One, be the fiercest critic of your own ideas. Before showing your proposal to the boss, explore all possible arguments that he may raise and demolish them all with a much stronger and reasonable counter-arguments. You can also show your ideas to your best friends and ask them to help you strengthen your position. That is, if you’re confident that your best friends won’t copy your ideas and submit them to the boss.

Two, give credit to your friends for their ideas. This can attract good karma, if not positive vibes. Having an optimistic mindset can bring you to greater heights and glory. Just the same, always be willing to modify your ideas to accommodate their good ideas, and of course, to give justice to their contributions. Accepting other people’s ideas and thanking them for it would help solidify support and give your allies to help promote your cause in the interest of co-ownership.

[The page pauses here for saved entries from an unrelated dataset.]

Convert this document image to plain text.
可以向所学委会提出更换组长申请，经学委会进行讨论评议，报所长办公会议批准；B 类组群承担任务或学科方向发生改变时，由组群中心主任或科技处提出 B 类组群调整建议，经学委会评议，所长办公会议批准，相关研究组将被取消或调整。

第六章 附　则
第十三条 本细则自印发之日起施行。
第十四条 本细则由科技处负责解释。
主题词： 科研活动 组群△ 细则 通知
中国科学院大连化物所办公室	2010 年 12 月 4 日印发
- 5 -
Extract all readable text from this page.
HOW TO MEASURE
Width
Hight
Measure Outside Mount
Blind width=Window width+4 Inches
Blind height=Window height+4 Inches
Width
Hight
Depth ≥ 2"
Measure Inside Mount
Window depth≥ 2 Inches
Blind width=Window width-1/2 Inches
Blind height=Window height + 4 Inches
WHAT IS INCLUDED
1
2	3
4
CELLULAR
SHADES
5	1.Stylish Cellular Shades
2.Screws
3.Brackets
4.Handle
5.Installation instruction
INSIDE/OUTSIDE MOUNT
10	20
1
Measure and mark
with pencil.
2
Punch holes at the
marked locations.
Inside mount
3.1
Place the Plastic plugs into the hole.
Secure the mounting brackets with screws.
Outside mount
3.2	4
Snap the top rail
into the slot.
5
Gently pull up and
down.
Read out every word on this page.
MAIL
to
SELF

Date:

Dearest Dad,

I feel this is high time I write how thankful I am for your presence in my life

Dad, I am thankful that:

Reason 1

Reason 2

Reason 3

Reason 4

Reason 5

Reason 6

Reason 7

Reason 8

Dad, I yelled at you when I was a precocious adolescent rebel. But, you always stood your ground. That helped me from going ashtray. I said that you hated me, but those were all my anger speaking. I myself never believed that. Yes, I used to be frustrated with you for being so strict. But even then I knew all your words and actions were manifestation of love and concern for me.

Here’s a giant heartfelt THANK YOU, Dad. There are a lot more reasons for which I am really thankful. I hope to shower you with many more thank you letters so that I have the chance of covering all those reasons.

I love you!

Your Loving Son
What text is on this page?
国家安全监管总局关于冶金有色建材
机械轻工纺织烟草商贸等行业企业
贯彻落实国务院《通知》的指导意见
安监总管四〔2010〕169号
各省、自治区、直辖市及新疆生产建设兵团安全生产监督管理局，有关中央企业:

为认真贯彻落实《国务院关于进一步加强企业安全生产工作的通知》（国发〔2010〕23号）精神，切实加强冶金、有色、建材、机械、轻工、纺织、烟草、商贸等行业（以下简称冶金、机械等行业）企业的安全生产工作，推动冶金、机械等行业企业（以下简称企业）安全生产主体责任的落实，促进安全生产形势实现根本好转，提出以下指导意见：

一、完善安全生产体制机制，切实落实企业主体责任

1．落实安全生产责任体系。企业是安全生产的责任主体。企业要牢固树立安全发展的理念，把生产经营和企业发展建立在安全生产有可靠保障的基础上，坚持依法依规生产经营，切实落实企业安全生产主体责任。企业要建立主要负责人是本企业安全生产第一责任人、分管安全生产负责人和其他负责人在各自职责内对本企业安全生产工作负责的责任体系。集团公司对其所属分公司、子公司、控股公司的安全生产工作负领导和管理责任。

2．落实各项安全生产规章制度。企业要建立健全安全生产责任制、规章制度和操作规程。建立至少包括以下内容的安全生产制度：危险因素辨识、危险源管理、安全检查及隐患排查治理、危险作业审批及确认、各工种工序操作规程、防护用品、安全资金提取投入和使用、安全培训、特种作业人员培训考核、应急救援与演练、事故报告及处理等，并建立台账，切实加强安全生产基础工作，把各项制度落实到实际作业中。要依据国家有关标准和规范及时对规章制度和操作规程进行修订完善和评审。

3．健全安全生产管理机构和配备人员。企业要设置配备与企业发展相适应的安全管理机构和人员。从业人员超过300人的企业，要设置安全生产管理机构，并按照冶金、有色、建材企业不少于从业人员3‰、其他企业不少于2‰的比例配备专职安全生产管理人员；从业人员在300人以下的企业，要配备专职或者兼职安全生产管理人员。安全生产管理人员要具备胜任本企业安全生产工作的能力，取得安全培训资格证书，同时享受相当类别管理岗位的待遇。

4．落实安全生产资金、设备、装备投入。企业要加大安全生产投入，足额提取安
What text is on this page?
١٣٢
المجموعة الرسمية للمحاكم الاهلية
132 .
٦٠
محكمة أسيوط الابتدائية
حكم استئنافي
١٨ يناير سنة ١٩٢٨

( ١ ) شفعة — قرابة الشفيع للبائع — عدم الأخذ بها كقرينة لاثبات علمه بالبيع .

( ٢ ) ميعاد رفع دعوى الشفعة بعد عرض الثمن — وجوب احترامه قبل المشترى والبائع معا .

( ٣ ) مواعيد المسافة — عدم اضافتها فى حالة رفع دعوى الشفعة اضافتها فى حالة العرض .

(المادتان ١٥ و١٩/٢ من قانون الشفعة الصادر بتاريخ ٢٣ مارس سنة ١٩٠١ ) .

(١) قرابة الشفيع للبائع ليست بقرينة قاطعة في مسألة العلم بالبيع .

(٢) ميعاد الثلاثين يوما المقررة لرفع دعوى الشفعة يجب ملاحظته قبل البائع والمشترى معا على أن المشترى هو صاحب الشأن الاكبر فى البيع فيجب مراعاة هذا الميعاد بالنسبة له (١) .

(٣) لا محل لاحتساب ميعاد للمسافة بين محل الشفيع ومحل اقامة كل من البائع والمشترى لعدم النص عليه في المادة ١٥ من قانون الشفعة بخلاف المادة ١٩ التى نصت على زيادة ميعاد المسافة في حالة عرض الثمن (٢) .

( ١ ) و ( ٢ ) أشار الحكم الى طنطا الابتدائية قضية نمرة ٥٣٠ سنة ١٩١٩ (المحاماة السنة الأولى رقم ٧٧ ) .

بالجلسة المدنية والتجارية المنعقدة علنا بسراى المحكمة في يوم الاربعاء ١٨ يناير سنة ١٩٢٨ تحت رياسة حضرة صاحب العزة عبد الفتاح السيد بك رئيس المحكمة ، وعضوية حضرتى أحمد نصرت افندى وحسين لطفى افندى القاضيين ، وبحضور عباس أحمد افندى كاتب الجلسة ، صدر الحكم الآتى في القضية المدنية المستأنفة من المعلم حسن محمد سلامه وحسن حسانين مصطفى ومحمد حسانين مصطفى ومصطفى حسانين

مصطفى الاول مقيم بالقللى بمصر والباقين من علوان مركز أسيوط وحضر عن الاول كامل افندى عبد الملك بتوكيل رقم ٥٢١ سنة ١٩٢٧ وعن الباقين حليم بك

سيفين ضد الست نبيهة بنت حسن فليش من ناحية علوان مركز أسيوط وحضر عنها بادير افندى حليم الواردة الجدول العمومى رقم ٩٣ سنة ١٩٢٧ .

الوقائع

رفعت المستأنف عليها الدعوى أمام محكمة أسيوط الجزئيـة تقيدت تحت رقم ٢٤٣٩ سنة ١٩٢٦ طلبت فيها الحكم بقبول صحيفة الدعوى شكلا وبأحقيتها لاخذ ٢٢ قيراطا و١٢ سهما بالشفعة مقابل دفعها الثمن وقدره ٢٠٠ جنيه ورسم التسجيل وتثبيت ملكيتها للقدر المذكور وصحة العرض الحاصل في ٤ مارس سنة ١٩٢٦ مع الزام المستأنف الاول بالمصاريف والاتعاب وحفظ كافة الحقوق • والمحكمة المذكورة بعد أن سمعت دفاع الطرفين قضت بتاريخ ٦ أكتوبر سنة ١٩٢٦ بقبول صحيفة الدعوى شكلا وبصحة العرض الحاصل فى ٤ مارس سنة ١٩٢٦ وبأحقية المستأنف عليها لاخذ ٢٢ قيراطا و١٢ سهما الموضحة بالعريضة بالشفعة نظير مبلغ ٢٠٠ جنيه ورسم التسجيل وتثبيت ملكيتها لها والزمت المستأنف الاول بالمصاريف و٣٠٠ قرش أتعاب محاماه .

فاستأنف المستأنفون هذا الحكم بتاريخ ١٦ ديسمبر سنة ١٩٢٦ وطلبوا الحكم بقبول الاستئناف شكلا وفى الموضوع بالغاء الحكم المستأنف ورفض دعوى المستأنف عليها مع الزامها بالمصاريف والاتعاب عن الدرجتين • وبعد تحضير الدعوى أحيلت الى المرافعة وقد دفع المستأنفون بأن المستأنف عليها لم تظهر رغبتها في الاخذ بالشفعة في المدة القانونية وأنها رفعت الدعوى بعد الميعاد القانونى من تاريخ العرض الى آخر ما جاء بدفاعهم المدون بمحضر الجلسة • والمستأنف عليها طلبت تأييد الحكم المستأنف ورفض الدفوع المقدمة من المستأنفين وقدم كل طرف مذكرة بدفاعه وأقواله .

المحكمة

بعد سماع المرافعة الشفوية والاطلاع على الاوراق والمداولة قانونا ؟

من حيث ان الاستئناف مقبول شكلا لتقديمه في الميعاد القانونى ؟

Three, present your reinforced ideas in person to the boss. A personal, one-on-one submission of your ideas to the boss is less likely to be rejected. The length of time that you used in discussing your thoughts may give the boss a hint about where credit is due. Also, it will give you ample opportunity to counter any objections. Be diplomatically assertive without alienating the boss. Show enthusiasm and a positive manner. Quantify the exact value of your ideas in figures. Then prove it.

Four, confirm the submission of your ideas in writing. Do this via email. Your email must appear like the “minutes of meeting” that summarize your discussion with the boss.

This is your proof that the ideas came from you. But more than anything, it should be your protection against any blame, in case your boss decides to drag his feet, and bad things happen because of his inaction.

Last, send as many good ideas as possible to your boss. This is counter-intuitive when you’re dealing with a credit-grabbing boss. But there’s no other way. The boss must be psychologically trained to know where those great ideas are coming from. If he knows that you’re a veritable gold mine of ideas, he knows where to go. With that alone, he can’t afford to lose you.

Once you’ve become comfortable with this approach, you may soon forget about anticipating all credit and support the boss all the way. This could be guesswork to some extent. But there’s no harm in trying. The only thing you stand to lose is your ill will.

ELBONOMICS: Seek long-term respect and not short-term credit for your work.